If Cody’s rushed mental calculations were accurate, then they would be clear of danger with time to spare.
But they weren’t accurate.
They were about a half second off.
Sam squeezed Joel, hoping to hold on to him as they turned to ash; maybe they would go to whatever came after life together. She’d grown quite used to not being alone.
But in that frozen moment of time, the moment of her death, the fire disappeared. Hell was stuffed back down where it belonged, and Sam and Joel continued living in this world of alien volcano monsters.
As Ragnarok dragged them down, Sam and Joel caught sight of Bowser and the reason his fire had stopped: Cody’s attack had worked. The rest of the crater had caved in, blocking the smokestack and trapping the gases inside. The illuminated parts of the creature grew brighter, the fire still stoking.
“Putting on the brakes,” Cody said. “It’s gonna be a rough landing, but we need to get clear of that thing.”
Before Sam could answer, she noticed Ragnarok growing much larger. The ship stopped, but they didn’t. They rocketed toward the cargo bay airlock. Her head swam. She couldn’t think. That’s why it didn’t occur to her to activate the auto-recoil on her tether.
Luckily, it occurred to Reggie.
The tether snapped taut, guiding them toward the opening.
Reggie stood inside, his arms open wide. “Don’t worry, guys.

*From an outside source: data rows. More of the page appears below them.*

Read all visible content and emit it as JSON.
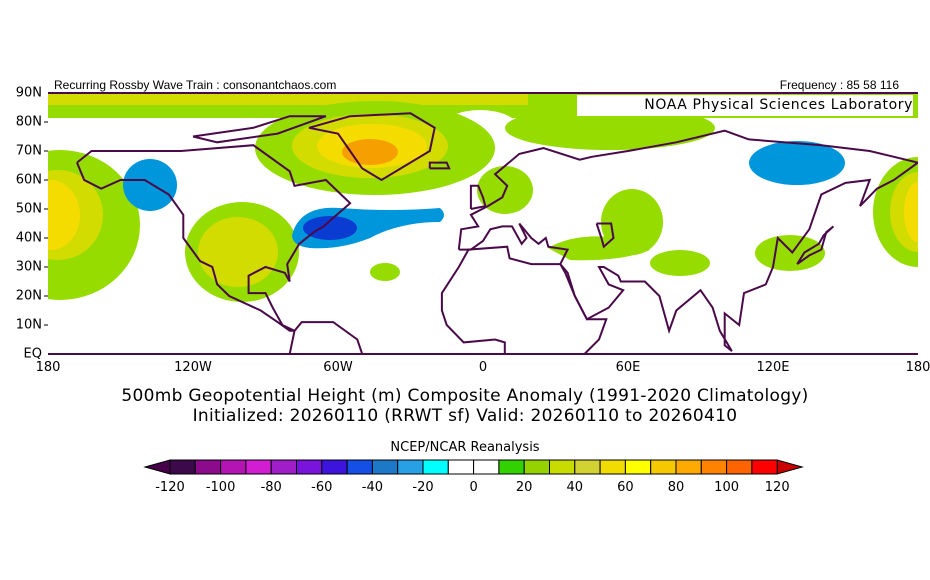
{
  "header": {
    "left_text": "Recurring Rossby Wave Train : consonantchaos.com",
    "right_text": "Frequency : 85 58 116",
    "lab_label": "NOAA Physical Sciences Laboratory"
  },
  "map": {
    "lat_labels": [
      "90N",
      "80N",
      "70N",
      "60N",
      "50N",
      "40N",
      "30N",
      "20N",
      "10N",
      "EQ"
    ],
    "lon_labels": [
      "180",
      "120W",
      "60W",
      "0",
      "60E",
      "120E",
      "180"
    ],
    "anomaly_colors": {
      "green": "#96dc00",
      "yellowgreen": "#d2dc00",
      "yellow": "#f5dc00",
      "orange": "#f5a000",
      "blue": "#0096dc",
      "darkblue": "#0a3cd2"
    },
    "coast_color": "#4a0a4a"
  },
  "titles": {
    "line1": "500mb Geopotential Height (m) Composite Anomaly (1991-2020 Climatology)",
    "line2": "Initialized: 20260110 (RRWT sf) Valid: 20260110 to 20260410",
    "source": "NCEP/NCAR Reanalysis"
  },
  "colorbar": {
    "labels": [
      "-120",
      "-100",
      "-80",
      "-60",
      "-40",
      "-20",
      "0",
      "20",
      "40",
      "60",
      "80",
      "100",
      "120"
    ],
    "min": -120,
    "max": 120,
    "step": 10,
    "colors": [
      "#3c0a4a",
      "#8c0a8c",
      "#b414b4",
      "#d21ed2",
      "#a01ec8",
      "#7814dc",
      "#3c14dc",
      "#1450e6",
      "#1e78c8",
      "#28a0e6",
      "#00ffff",
      "#ffffff",
      "#ffffff",
      "#32d200",
      "#96d200",
      "#c8dc00",
      "#d2d232",
      "#f0dc00",
      "#ffff00",
      "#f5c800",
      "#ffaa00",
      "#ff8200",
      "#ff6400",
      "#ff0000"
    ],
    "under_color": "#46004b",
    "over_color": "#c80000"
  }
}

I got you. Come to daddy.”
“Please don’t say that,” Joel said. “I just threw up in my—”
The blackness of space disappeared as Sam and Joel suddenly found themselves inside the ship. The blackness returned when they slammed into Reggie.
When Sam regained consciousness a second later, she felt a sharp pain in her side and knew she’d cracked a rib. Joel woke still on top of Reggie, his head nuzzled in Reggie’s chest.
“This is the second-best hug I’ve ever had,” Joel said.
The moment passed quickly.
“Get that airlock closed,” Cody screamed over the general comm. “And hold on to something!”
Sam, Joel and Reggie scrambled to their feet. Sam fought back the urge to vomit. Add concussion to my list of injuries.